If there was a sense of unease at Louis Vuitton’s first catwalk presentation in Seoul, South Korea, it was the chill that came from the Han River, which flows through the heart of the city. But more likely it was the immersive set on the iconic Jamsugyo Bridge, designed by Hwang Dong-Hyuk, director of Squid Game, that reflected the incredible energy of the metropolis where past, present, and future coexist in harmony.
Guests, which included various K Pop stars, were seated outside, to see the first of Louis Vuitton's pre-fall 2023 presentations. The collection began heavy on leather pieces, with sporty blousons tucked into skirts being the first looks, emphasising a strong and rebellious attitude.
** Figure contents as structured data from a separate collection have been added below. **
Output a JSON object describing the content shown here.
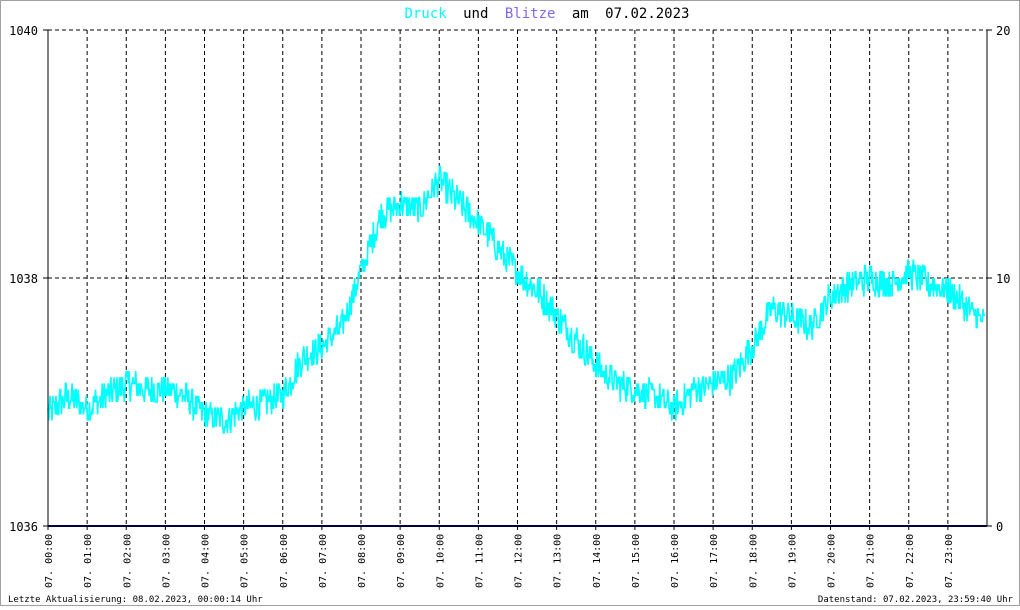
{
  "title": {
    "word_druck": "Druck",
    "word_und": "und",
    "word_blitze": "Blitze",
    "word_am": "am",
    "date": "07.02.2023"
  },
  "footer": {
    "left": "Letzte Aktualisierung: 08.02.2023, 00:00:14 Uhr",
    "right": "Datenstand: 07.02.2023, 23:59:40 Uhr"
  },
  "colors": {
    "pressure": "#00ffff",
    "lightning": "#000080",
    "title_blitze": "#7b68ee",
    "text": "#000000",
    "grid": "#000000",
    "frame": "#000000",
    "border": "#a0a0a0"
  },
  "chart_data": {
    "type": "line",
    "x_ticks": [
      "07. 00:00",
      "07. 01:00",
      "07. 02:00",
      "07. 03:00",
      "07. 04:00",
      "07. 05:00",
      "07. 06:00",
      "07. 07:00",
      "07. 08:00",
      "07. 09:00",
      "07. 10:00",
      "07. 11:00",
      "07. 12:00",
      "07. 13:00",
      "07. 14:00",
      "07. 15:00",
      "07. 16:00",
      "07. 17:00",
      "07. 18:00",
      "07. 19:00",
      "07. 20:00",
      "07. 21:00",
      "07. 22:00",
      "07. 23:00"
    ],
    "x_range_hours": [
      0,
      24
    ],
    "y_left": {
      "range": [
        1036,
        1040
      ],
      "ticks": [
        "1036",
        "1038",
        "1040"
      ]
    },
    "y_right": {
      "range": [
        0,
        20
      ],
      "ticks": [
        "0",
        "10",
        "20"
      ]
    },
    "grid": true,
    "series": [
      {
        "name": "Druck",
        "axis": "left",
        "x_hours": [
          0.0,
          0.5,
          1.0,
          1.5,
          2.0,
          2.5,
          3.0,
          3.5,
          4.0,
          4.5,
          5.0,
          5.5,
          6.0,
          6.5,
          7.0,
          7.5,
          8.0,
          8.5,
          9.0,
          9.5,
          10.0,
          10.5,
          11.0,
          11.5,
          12.0,
          12.5,
          13.0,
          13.5,
          14.0,
          14.5,
          15.0,
          15.5,
          16.0,
          16.5,
          17.0,
          17.5,
          18.0,
          18.5,
          19.0,
          19.5,
          20.0,
          20.5,
          21.0,
          21.5,
          22.0,
          22.5,
          23.0,
          23.5,
          23.95
        ],
        "values": [
          1036.9,
          1037.05,
          1036.95,
          1037.05,
          1037.15,
          1037.1,
          1037.1,
          1037.05,
          1036.9,
          1036.85,
          1036.95,
          1037.0,
          1037.05,
          1037.35,
          1037.45,
          1037.6,
          1038.05,
          1038.5,
          1038.6,
          1038.55,
          1038.8,
          1038.6,
          1038.45,
          1038.25,
          1038.05,
          1037.9,
          1037.7,
          1037.5,
          1037.3,
          1037.15,
          1037.1,
          1037.05,
          1036.95,
          1037.1,
          1037.15,
          1037.2,
          1037.45,
          1037.75,
          1037.7,
          1037.6,
          1037.85,
          1037.95,
          1038.0,
          1037.95,
          1038.05,
          1037.95,
          1037.9,
          1037.75,
          1037.65
        ],
        "noise_amplitude": 0.12
      },
      {
        "name": "Blitze",
        "axis": "right",
        "x_hours": [
          0,
          24
        ],
        "values": [
          0,
          0
        ]
      }
    ]
  }
}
In place of sneakers and heels, tough biker boots were the dominant shoe, giving the impression that Louis Vuitton customers are not one to run away from any situation, but instead will own it. Especially on this windy bridge.
Mr Ghesquière is known for his mastery of retro-futurism, but this collection also included playful nods to anime, the Japanese animation style. Mr Ghesquière often incorporates elements from past eras, such as the 1960s or 1970s, and combines them with futuristic or avant-garde elements. This creates a unique and innovative style that is both nostalgic and forward-thinking, incorporating elements such as metallic fabrics, oversized shoulders, and exaggerated shapes.
The best pieces were more relaxed and less structured, with sensual yet tough layered prairie dresses and some exquisite pleated pieces that demonstrate why Ghesquière remains at the top of the fashion pyramid. The show's stunning location confirms South Korea's importance to luxury sales and LVMH's Asian strategy.